On roaster depreciation, I feel that the PBPA is right. This is an expense that only occurs when a team is sold and, thus, should not appear on all financial statements as if it is an annual expense. Besides this, it is true that a team continues improving and gaining experience as time goes by, thus, it appreciates because veteran players are worth much more than amateurs. Therefore, this could be a convenient avenue for hiding profits.
Another issue was that the owners expensed the signing bonuses in the year they were paid. The PBPA preferred that these bonuses be amortized instead of being paid out at once. However, I feel that whether the bonuses are amortized or paid out at once, it only makes a difference in that year’s profits and not subsequent years. Thus, this is not an avenue for hiding profits because the bonuses are going to the players, whether they are paid at once or in installments.
The issue of including the deferred portion of the compensation of higher paid players as part of current expenses was another issue that the PBPA felt was misleading in the financial statements. This is true because the money was being paid out over a long period and it would not make sense to include it all in a year’s expenses. Thus, for accounting purposes and for utmost transparency, this money should only be included in the list of expenses when it is paid out since it is very hard for the team to set aside these funds for a period of, say, ten years. This would, therefore, would be a good avenue for hiding profits.
Just like OPC, I feel that salaries paid out to players who are no longer on the roaster can be recognized when the players leave the roaster. OPC argues reasonably that it includes these payments as current expenses because once the players have left the team, they are no longer contributing to the profits made by the team. Therefore, they might as well acknowledge these losses sooner than later. However, after including these expenses, the team should set aside these funds to ensure accurate reflection of funds left.
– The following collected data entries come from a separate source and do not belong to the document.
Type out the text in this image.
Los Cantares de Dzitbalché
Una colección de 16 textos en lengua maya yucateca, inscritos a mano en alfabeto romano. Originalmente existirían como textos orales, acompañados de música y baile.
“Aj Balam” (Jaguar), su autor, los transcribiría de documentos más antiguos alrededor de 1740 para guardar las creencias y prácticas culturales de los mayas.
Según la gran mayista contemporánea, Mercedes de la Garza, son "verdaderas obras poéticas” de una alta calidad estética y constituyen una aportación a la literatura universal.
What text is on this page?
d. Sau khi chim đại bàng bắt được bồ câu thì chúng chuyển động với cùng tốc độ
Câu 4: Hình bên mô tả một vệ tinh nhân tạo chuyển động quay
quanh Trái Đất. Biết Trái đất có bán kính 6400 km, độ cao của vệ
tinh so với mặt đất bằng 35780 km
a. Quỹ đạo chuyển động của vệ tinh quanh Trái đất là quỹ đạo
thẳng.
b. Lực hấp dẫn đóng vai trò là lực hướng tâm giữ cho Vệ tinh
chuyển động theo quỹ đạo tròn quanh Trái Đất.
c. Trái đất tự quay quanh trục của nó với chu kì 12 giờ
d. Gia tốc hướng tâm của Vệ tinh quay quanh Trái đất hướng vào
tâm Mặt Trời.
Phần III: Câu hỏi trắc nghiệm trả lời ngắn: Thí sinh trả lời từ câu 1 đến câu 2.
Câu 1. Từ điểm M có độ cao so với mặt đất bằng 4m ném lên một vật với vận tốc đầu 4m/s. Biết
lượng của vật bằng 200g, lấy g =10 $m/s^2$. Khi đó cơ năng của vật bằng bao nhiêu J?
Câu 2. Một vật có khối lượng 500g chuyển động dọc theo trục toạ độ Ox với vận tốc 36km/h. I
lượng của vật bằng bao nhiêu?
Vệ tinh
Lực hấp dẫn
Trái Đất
Lastly, PBPA feel that the owners have overstating related-party transactions such as the stadium rent. PBPA points out that two of the owners of the Kansas City Zephyrs Baseball Club, Inc. are also the sole owners of the stadium company. Thus, they feel that these owners may be taking advantage of their position to overcharge rent fees from the club. They back up this claim by providing facts that other clubs, despite having minimal differences in their rent fees, pay much less than the Zephyrs club. I feel that this is true because there is evidence to support it, and obviously could be a good avenue for hiding profits.
Reference
Kansas City Zephyrs Baseball Club, Inc., 9-187-088 (July 24, 1996).